Zakładając bowiem że ludzie mają większą skłonność do przeceniania prawdopodobieństwa dobrych zdarzeń (czyli w przypadku ryzyk w projekcie – szans) można przyjąć że w jakiś sposób życzeniowo oczekujemy w projekcie że cos pójdzie dobrze, mimo że prawdopodobieństwo jest niskie. W drugą zaś stronę ciężej nam przyjąć że strata w projekcie jest bardziej prawdopodobna niż nasze życzeniowe podejście. Przy założeniu że przy szacowaniu ryzyk w obszarze ich prawdopodobieństwa wystąpienie stosujemy metodę ekspercką jaki powinniśmy przyjąć współczynnik korekty by mieć pewność, że udało nam sie zniwelować teorie perspektywy? Pewnie na podstawie wzoru opisującego krzywe w teorii można by taki współczynnik opracować. A może nie warto?
Jeśli macie gotowe rozwiązanie, dajcie znać, czy w ogóle warto o tym myśleć dalej:)?
Postawa „będzie dobrze”. „damy radę” jest potrzebna do realizacji projektu, który z natury jest trudny i ryzykowny – w ten sposób uzyskujemy zdolność (skłonność) do podjęcia ryzyka w ogóle. Z drugiej jednak strony chcielibyśmy realnie ryzyko szacować, żeby móc podejmować adekwatne środki zaradcze.
Wypraktykowana przeze mnie metoda polega na dwu stopniowym szacowaniu prawdopodobieństwa szans i zagrożeń. Polega ona na zadaniu własnej intuicji dwóch pytań:
1. co jest bardziej prawdopodobne, czy dane zdarzenie (pozytywne/negatywne):
a) wydarzy się
b) nie wydarzy się
w ten sposób określamy przedział prawdopodobieństwa 0-50% lub 50-100%
następnie pytamy swojej intuicji:
dla 0-50%: czy jest prawie pewne, że się nie wydarzy, a dla 50-100% czy jest prawie pewne że się wydarzy.

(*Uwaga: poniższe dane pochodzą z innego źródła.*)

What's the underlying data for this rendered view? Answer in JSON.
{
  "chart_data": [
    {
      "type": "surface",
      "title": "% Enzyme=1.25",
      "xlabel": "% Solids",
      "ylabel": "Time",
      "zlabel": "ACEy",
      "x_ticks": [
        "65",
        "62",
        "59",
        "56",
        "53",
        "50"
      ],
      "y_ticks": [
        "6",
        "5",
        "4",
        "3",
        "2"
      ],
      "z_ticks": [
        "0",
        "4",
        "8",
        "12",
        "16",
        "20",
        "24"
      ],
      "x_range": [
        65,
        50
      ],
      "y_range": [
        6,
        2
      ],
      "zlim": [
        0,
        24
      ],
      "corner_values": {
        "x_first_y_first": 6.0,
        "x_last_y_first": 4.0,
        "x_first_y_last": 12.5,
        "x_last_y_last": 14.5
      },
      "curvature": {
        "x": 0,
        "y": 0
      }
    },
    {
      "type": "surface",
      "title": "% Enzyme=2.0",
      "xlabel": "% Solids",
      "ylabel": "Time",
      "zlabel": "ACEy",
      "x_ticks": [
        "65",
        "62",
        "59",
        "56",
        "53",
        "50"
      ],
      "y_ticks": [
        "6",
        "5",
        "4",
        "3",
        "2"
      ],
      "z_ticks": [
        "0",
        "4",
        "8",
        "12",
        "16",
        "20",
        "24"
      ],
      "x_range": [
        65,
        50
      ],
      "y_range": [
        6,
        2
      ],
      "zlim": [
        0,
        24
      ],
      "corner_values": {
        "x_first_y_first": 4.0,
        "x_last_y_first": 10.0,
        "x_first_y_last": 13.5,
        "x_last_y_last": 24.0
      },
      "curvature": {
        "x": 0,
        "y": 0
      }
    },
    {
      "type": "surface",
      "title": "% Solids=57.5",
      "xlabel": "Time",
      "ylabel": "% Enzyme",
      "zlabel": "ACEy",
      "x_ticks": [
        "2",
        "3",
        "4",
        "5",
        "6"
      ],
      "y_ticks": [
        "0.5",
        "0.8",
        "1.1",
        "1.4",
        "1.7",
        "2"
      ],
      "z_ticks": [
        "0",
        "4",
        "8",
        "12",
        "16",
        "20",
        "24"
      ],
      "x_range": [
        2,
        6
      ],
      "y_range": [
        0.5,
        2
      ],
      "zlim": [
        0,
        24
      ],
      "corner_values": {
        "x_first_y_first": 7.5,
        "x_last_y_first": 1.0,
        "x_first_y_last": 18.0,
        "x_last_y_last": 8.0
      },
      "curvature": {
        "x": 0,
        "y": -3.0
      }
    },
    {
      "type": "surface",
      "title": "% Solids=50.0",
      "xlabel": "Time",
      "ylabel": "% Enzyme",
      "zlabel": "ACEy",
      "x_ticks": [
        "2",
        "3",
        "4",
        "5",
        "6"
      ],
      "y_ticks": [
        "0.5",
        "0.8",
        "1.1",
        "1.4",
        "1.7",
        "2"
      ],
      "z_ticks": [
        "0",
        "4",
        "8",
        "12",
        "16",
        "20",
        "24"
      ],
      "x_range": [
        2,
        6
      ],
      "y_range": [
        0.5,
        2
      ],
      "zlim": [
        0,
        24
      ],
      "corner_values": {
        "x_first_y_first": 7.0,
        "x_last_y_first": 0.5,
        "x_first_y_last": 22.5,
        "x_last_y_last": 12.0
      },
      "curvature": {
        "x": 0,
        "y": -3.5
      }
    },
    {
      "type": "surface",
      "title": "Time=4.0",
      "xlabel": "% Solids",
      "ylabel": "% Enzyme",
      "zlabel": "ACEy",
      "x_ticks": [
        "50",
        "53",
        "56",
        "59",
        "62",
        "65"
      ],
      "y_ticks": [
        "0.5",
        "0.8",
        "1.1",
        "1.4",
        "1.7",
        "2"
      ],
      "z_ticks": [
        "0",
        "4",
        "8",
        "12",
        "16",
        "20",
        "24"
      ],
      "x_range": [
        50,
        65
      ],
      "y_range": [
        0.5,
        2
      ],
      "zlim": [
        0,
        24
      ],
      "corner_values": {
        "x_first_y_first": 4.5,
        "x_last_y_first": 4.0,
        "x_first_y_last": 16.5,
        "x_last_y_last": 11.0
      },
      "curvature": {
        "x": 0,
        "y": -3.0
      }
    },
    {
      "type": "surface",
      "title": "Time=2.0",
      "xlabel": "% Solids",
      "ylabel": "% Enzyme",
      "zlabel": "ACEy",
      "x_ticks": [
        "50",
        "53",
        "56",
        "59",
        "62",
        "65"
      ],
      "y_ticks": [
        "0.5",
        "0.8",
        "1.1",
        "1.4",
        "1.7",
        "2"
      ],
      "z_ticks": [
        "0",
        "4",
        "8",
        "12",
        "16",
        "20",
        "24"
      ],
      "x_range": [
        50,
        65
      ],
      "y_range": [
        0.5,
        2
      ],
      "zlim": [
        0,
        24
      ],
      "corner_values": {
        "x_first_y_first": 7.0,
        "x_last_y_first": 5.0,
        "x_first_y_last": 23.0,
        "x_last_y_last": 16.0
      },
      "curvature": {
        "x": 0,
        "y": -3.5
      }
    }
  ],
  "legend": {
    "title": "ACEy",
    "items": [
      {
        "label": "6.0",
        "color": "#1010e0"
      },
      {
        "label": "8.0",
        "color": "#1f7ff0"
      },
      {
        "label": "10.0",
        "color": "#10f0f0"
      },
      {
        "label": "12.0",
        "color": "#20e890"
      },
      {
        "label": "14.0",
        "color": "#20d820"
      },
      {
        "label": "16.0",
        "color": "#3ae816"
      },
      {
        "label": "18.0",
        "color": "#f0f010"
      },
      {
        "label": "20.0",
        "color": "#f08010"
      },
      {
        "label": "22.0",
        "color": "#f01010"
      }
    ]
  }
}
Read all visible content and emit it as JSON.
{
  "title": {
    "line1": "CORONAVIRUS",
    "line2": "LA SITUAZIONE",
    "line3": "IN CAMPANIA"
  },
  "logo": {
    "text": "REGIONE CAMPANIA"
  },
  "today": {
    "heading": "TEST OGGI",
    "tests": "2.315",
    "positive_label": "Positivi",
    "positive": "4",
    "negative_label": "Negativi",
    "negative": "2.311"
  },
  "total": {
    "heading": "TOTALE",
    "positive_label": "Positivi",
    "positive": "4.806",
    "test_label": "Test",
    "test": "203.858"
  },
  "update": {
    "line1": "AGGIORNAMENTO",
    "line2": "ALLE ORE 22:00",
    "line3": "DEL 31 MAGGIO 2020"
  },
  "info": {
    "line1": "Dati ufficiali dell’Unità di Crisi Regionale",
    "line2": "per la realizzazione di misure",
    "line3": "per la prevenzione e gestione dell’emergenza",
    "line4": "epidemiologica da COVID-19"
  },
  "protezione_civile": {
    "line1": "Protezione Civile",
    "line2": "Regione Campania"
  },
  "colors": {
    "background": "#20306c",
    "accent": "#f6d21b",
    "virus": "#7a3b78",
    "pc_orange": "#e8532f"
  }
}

W ten sposób otrzymujemy 4 przedziały prawdopodobieństwa:
a) wydarzy się prawie na pewno (75-100%)
b) raczej się wydarzy (50-75%)
c) raczej się nie wydarzy (25-50%)
d) prawie na pewno się nie wydarzy (0-25%)
Jest to prosta i bardzo skuteczna metoda szacowania prawdopodobieństwa (w sytuacji, gdy nie ma podstaw do „obliczeń” i dysponujemy jedynie intuicją ekspertów)
Istotnym elementem tej metody jest to, że zmuszamy intuicję do podjęcia dwóch decyzji „lewo-prawo”.
Dla porównania dosyć powszechnie stosowany podział na 3 przedziały: małe-średnie-duże powoduje, że chętniej wybieramy „środek”, bo to jest to opcja najbardziej „bezpieczna” (najmniej się pomylimy).
więcej o zarządzaniu ryzykiem w projekcie na http://www.k2c.pl
przepraszam Jacek, że tak długo trwała publikacja.
Twój komentarz jakoś „umknął” w na liście, złośliwość rzeczy martwych, ale już jest.